Re: [math-fun] Ken Thompson's compiler hack --- NN applicability?

23 Jun 2020

      Specifically, this is in regards to Leela Chess Zero.  If you look at 
many games played against Stockfish, especially those of a while ago, 
you get the impression that this happens:

1.  A locked position develops, both sides make no progress.  Both 
evaluations are mildly in favor of lc0.

2.  Lc0 starts shuffling, i.e. making moves that do not improve its 
position (and also do not make it worse).  Stockfish does the same.

3.  But, eventually, Stockfish's evaluation shows a big advantage for 
lc0, that lc0 does not yet see.  Stockfish reacts.

4.  Lc0 then perceives the reaction and plays into the new weakness, 
eventually wins.

So, how do you know the lc0 nets that get promoted as strong are not 
encoding, in themselves, the hints their own winning sides need to 
survive the training regime?  That is, is the self play training process 
optimizing for wins achieved unilaterally, or collaboratively?

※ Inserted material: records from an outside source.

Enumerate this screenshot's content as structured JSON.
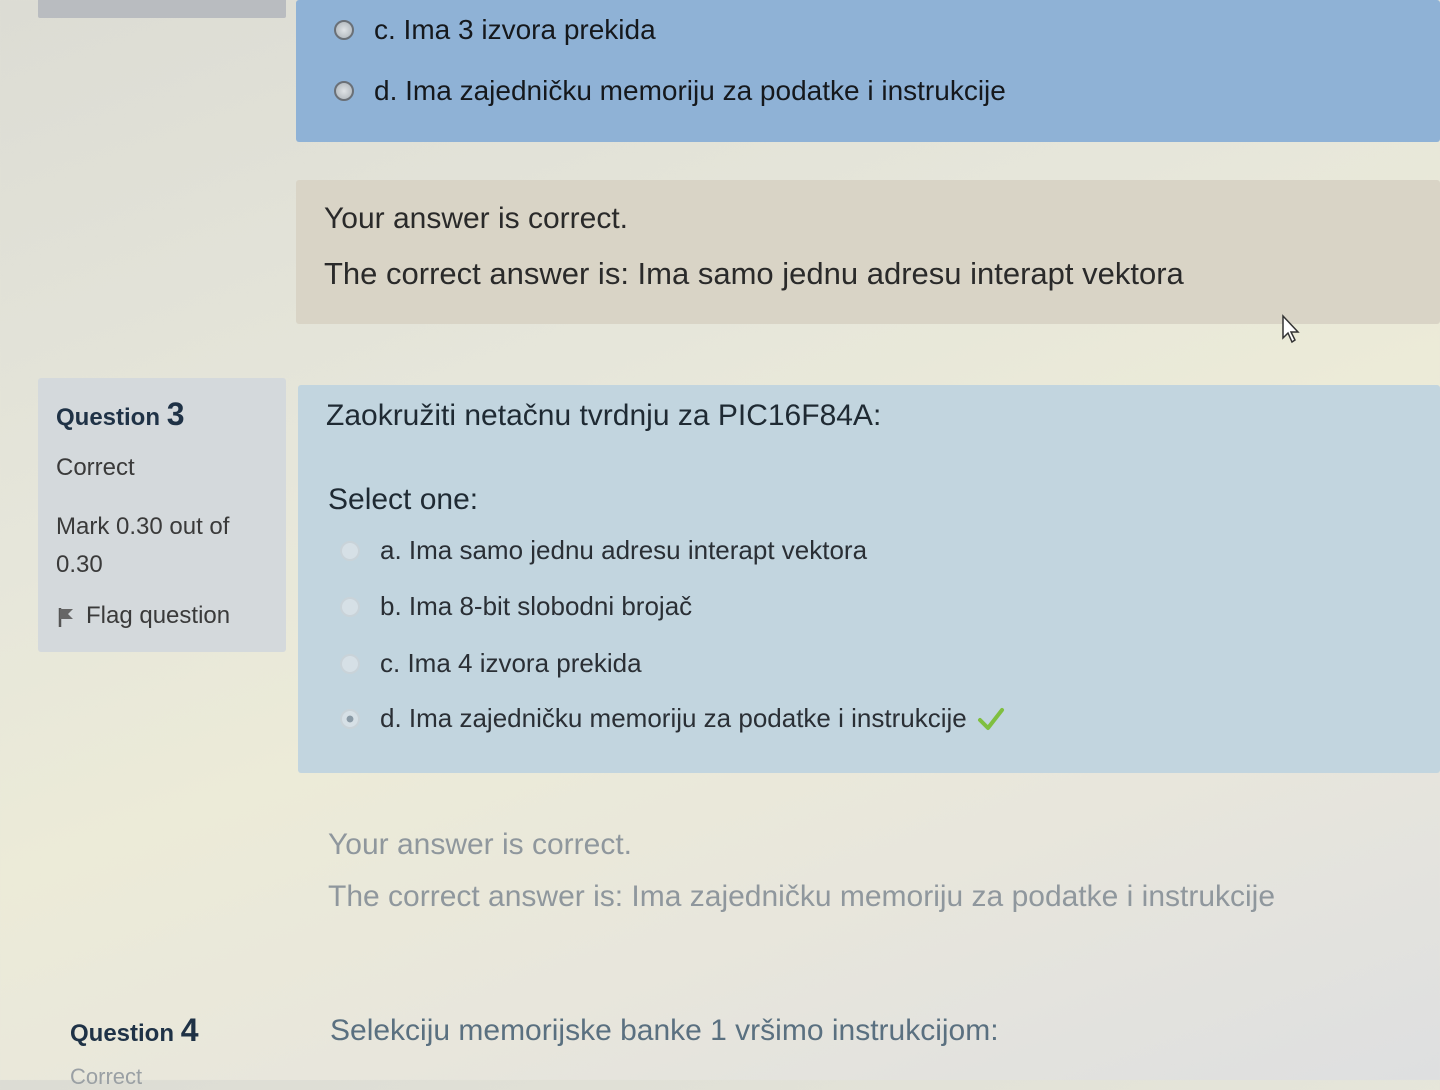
{
  "question2": {
    "options": [
      {
        "label": "c. Ima 3 izvora prekida"
      },
      {
        "label": "d. Ima zajedničku memoriju za podatke i instrukcije"
      }
    ],
    "feedback": {
      "status": "Your answer is correct.",
      "correct_answer": "The correct answer is: Ima samo jednu adresu interapt vektora"
    }
  },
  "question3": {
    "label": "Question",
    "number": "3",
    "state": "Correct",
    "mark": "Mark 0.30 out of 0.30",
    "flag_label": "Flag question",
    "prompt": "Zaokružiti netačnu tvrdnju za PIC16F84A:",
    "select_label": "Select one:",
    "options": [
      {
        "label": "a. Ima samo jednu adresu interapt vektora",
        "selected": false
      },
      {
        "label": "b. Ima 8-bit slobodni brojač",
        "selected": false
      },
      {
        "label": "c. Ima 4 izvora prekida",
        "selected": false
      },
      {
        "label": "d. Ima zajedničku memoriju za podatke i instrukcije",
        "selected": true,
        "correct_mark": "check-icon"
      }
    ],
    "feedback": {
      "status": "Your answer is correct.",
      "correct_answer": "The correct answer is: Ima zajedničku memoriju za podatke i instrukcije"
    }
  },
  "question4": {
    "label": "Question",
    "number": "4",
    "state": "Correct",
    "prompt": "Selekciju memorijske banke 1 vršimo instrukcijom:"
  },
  "colors": {
    "accent_top": "#8fb2d6",
    "formulation": "#c2d5df",
    "feedback_bg": "#d9d4c6",
    "info_bg": "#d4d9dc",
    "check_green": "#7fbf3f",
    "question_label": "#1f3246"
  }
}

Of course, this example is very specific for lc0 in that I thought this 
was possible first while watching those particular games.  However, I am 
interested in the general concept.

An issue I see is that, without an audit trail, finding whether an NN 
did this on its own is going to be very difficult.  I'd imagine a way to 
ameliorate this problem is diversity (as in biological diversity, and 
for the same reasons).

I'm interested to hear more informed opinions on this.  Are there any?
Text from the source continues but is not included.